Somewhere in my new home many leagues from Aramoor City, I could hear Patara crying too. At the time in my dream, we had yet to meet, but I remembered her sorrowful screams, echoing in the halls. She’d lived there since she was four, and no doubt the duke had beaten her every day just like he did me. His own daughter, but a bastard child too. Apparently that was enough of a crime to deserve whatever punishment he chose to doll out. She was my only friend. My sister in suffering and a mother in spirit.
This dream hearkened back to when I was seven years old. Just over seven years later, after he disfigured my face, I’d kill him for putting his hands on her.
He turns his nose up like there’s a bad smell. “I’ve watched you eat. You use your left hand. You will still work with your right.”
He grabs something off the tray nearby as confusion and pain spins my intestines into knots, the memory of my mother’s soft voice doing nothing to ease my terror.
“This is going to hurt,” the duke says, a glint in his eye, the large rock gripped in his palm as he raises it above his head. “I won’t tell you it isn’t…”
“Fuck.”
I shook my head to rid it of the memory, to rid myself of sleep, unwilling to allow him to force me to relive his tortures, even from beyond the grave.
I sat there, my chest tight, cradling my right hand against my stomach. The fingers were still twisted and broken, never having healed quite right, but at least I could use them these days. I could fight a man with that fist if I needed to.
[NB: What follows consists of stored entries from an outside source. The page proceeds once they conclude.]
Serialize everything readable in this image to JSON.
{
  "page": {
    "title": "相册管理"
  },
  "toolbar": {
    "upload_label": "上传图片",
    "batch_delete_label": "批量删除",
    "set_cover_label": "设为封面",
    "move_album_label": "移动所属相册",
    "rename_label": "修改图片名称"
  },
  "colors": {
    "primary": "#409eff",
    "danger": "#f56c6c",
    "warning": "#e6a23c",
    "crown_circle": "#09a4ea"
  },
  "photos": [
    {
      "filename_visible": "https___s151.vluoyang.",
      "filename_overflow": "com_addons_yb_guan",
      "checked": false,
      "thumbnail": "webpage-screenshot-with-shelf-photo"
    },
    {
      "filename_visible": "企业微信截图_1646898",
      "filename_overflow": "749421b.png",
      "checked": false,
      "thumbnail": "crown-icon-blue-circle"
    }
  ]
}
I had no regrets over the way his life had ended, the very knife I still kept with me night and day, slashed across his throat as he tried to force himself on his own daughter. He was dead, that was all that mattered. Turning, I looked out at the night sky and tried to calm my breathing. I blew out a breath as I stared at the milky-white face of the full moon, thoughts of Iris rising up inside me, pushing away the darkness.
Iris.
The object of every fantasy I’d had since that first moment in the corridor.
Since that day, I found out everything there was to know about her life. Millstone Farm, out along the Kingsway, was her home, leased to her father from the royal estate. When I spoke to the master of books, he told me that they were on the verge of being evicted; their taxes not covered by their production for nearly five years.
No fucking way would I let that happen.
I stood over him and forced him to erase the debt, then buried all records of the farm in an old file where they wouldn’t be found for a hundred years. No royal collectors would ever darken their doorstep but my small measure of kindness did nothing to eliminate the pounding obsession she’d rooted inside me.
Drawing a deep breath, calm settled me as I thought of her. Of the way her innocent, stunning face had looked that day, and every day I’d watched her since. My fantasies teased me otherwise, but I knew I could make no life for her here. Locked away in the tower. She deserved freedom, a home, someone who would live life out in the open air and not as a disgrace to be hidden from the light.